Am 20. Juli gaben Dimitra und One Million Avocados (OMA) – eine auf Nachhaltigkeit fokussierte Technologiegruppe – eine Partnerschaft bekannt, um kenianischen Avocadobauern dabei zu helfen, Produktion und Qualität durch den Einsatz hochmoderner neuer Technologien, darunter Blockchain, zu steigern.
Dimitra Technology gab die Partnerschaft auf Twitter bekannt. Quelle: Twitter
Dimitras Multitech-Plattform, die auch Mobiltechnologie, künstliche Intelligenz (KI), Geräte zum Internet der Dinge, Satellitenbilder und Genomik umfasst, soll Kleinbauern „einen besseren Zugang zu Lösungen verschaffen, um nachhaltige landwirtschaftliche Praktiken weiter zu fördern, vor allem in den Bereichen Schädlings- und Krankheitsvorbeugung und Datenberichterstattung“, heißt es in der Pressemitteilung.
Ein weiteres wichtiges Ziel der Partnerschaft besteht darin, den Landwirten in Ostafrika dabei zu helfen, „Rückverfolgbarkeitsprobleme zu überwinden, um den maximalen Wert ihrer Produkte zu gewährleisten und sich an internationale Regulierungsrahmen zu halten.“
Und nicht nur in Kenia oder auf dem afrikanischen Kontinent nimmt dieser Transport landwirtschaftlicher Güter vom globalen Süden in den globalen Norden zu. „Wir haben die gleiche Situation in Indonesien, Brasilien und einigen anderen lateinamerikanischen Ländern“, sagte Trask gegenüber Cointelegraph. „Wenn sie [die Landwirte] ihre Produkte exportieren, können sie mehr Dollar pro Kilo bekommen.“
Die Dokumentation wird für potenzielle Exporteure von entscheidender Bedeutung sein, insbesondere angesichts der neuen europäischen Abholzungsverordnung, die im Juni in Kraft getreten ist – deren wichtigste Verpflichtungen jedoch erst Ende 2024 gelten. „Sie müssen nachweisen, dass Ihr Unternehmen nicht an Abholzung beteiligt war“, erklärte Trask und fügte hinzu:
„Wenn ein Avocadobauer in Kenia seine Produkte exportieren will, muss er bestimmte Dokumente erstellen, die die Herkunft der Produkte belegen. Mit diesem Dokument ist Sicherheit verbunden. Es ist leicht, ein gefälschtes Dokument zu erstellen.“
Hier kommt Blockchain ins Spiel, das Rückverfolgbarkeitstool schlechthin. „Durch Blockchain nachverfolgte Daten sind unveränderlich und können den Landwirten als Nachweis für die Erlangung von Zertifikaten oder Krediten dienen“, sagte der Forscher SzuTung Chen, der kürzlich eine Masterarbeit über den Kaffeeanbau in Kolumbien abgeschlossen hat, gegenüber Cointelegraph. „Ein Blockchain-Unternehmen arbeitet beispielsweise mit Unternehmen für Emissionsgutschriften zusammen, damit die Landwirte, die nachhaltige Praktiken betreiben, aufgezeichnete Daten über ihren Anbau erhalten und zusätzliches Einkommen erzielen können.“
Eines der größten Probleme für Kleinbauern sei die Informationsasymmetrie, erklärte Chen. „Kaffeemarken und -röster erzielen die höchste Marge beim Kaffeepreis, weil sie näher am Endverbraucher sind und Markenbildung und Marketing nutzen können.“
Die Bauern hingegen wissen nicht, wohin ihr Kaffee nach dem Verkauf gelangt, wohin er gelangt oder welche Trends es auf dem Kaffeemarkt gibt – „was sie in einer anfälligen Situation in der Lieferkette hält“, fügt sie hinzu.
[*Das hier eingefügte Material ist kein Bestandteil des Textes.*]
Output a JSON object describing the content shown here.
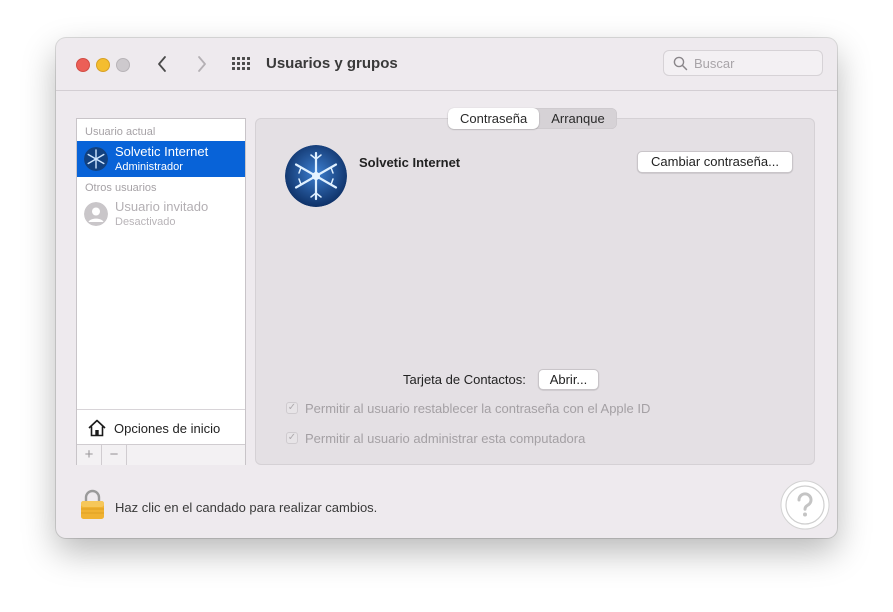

Das Potenzial der Blockchain bestehe darin, eine wechselseitige Transparenz zu ermöglichen, so dass nicht nur die Beteiligten am Ende der Lieferkette wüssten, woher der Kaffee komme, sondern auch die Bauern, was in der nachgelagerten Lieferkette passiert, so die Forscher weiter.
Leistungsstärker als Blockchain allein
Dimitra wird Satellitenbildtechnologie nutzen, um kenianischen Bauern zu helfen, zu beweisen, dass sie für den Avocadoanbau keine Wälder zerstören. Doch diese Technologie kann auch zur Produktivitätssteigerung eingesetzt werden. Durch die Anwendung von maschinellen Lernmodellen auf Satellitenbilder hat Dimitra Algorithmen entwickelt, die beispielsweise genau bestimmen können, wo mehr Dünger benötigt wird oder wo die Bewässerung verstärkt werden muss.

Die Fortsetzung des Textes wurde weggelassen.